Coberly, in an interview with a police officer about Furgerison shooting the officer said deadly force was permitted if an armed individual was within 27 feet, and this is not the first time I have hear a public official state this distance for using deadly force.
Roth
perhaps many or most of them change the channel because they have seen this movie before and they just don’t agree with you that “equality = morality.”
ah, well, i note that this time you said “fairness” instead of “equality.”
trouble is, with words, people hear the words in their heads that “mean” something different to them than the word in your head means to you. and if you insist that your logic is “air tight” and your facts “solid” and there is something morally wrong or intellectually irresponsible in their failure to agree with you… well, you might be right but you can hardly expect them to agree with you.
then of course you need to discuss further what “fairness” means. and still they may not agree with you.
been working on that myself for a few decades.
Beene
fun topic. i think the police like to give themselves a margin of error.
there is something about lions and zebras (or wolves and deer).. a zone within which the predators short distance speed will catch the preys long distance speed (and reaction time)… this is the distance at which the prey will bolt. further away than that is not worth the energy cost to them.

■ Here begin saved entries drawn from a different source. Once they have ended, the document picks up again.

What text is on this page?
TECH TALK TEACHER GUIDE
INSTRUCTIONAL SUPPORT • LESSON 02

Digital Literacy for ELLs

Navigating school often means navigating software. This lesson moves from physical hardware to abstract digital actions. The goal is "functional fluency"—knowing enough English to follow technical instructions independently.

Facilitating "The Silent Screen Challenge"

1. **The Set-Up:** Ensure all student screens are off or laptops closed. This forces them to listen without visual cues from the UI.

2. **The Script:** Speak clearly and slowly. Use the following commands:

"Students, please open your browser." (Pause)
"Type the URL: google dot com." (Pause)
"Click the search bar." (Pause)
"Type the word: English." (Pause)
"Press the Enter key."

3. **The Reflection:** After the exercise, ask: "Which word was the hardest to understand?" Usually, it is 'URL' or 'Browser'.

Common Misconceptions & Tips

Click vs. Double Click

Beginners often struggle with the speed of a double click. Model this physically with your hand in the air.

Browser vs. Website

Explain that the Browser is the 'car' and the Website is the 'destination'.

I have no idea how “true” this turns out to be in real life, but i suspect axt had a point he “needed” to make, and the distance factor was not part of his thinking at that time.
as far as off topic goes… well, there was the whole “genes aren’t everything” rabbit trail respectfully declined by yrs trly.
Beene
conversations in the best parlors often turn to new subjects as they come up.
i would hazard a guess that you were lucky… most of those people did not WANT to cut you. it was a bluff. i know there are people faster than me (and i was faster than some) but i imagine a person who knows what he is doing can disarm the average drunk without getting hurt… still, you know, “sure, you’re fast, kid, but somewhere, someday, out there there is some young kid coming up trying to make a name for himself who’s going to be faster…”
Roth
the “strawman” straw man
If you say the moon is made of green cheese, and I say ‘but what about the rocks they brought back from the moon?”… and you say, “that’s a straw man, nobody said the moon was made ENTIRELY of green cheese!”
then i could retreat in confusion confronted by your superior logic, or i could walk away in disgust thinking there is a man whose education was wasted on him.
while nobody said “genetics explains everything” that is a point certainly worth clarifying before continuing the discussion.
point here is that reaching for the straw man straw man is shooting yourself in the foot.
Coberly, you’re right.
My issue is that this sort of information is being used to justify unreasonable tactics of police departments; and unfortunately most of the public believes these stories.
Beene
i’m glad you put it that way. i was a little slow picking up on it.
Coberly, as you stated earlier that some did not really intend harm. Which is true, I would say more than 3/4s were handled with patients and listening.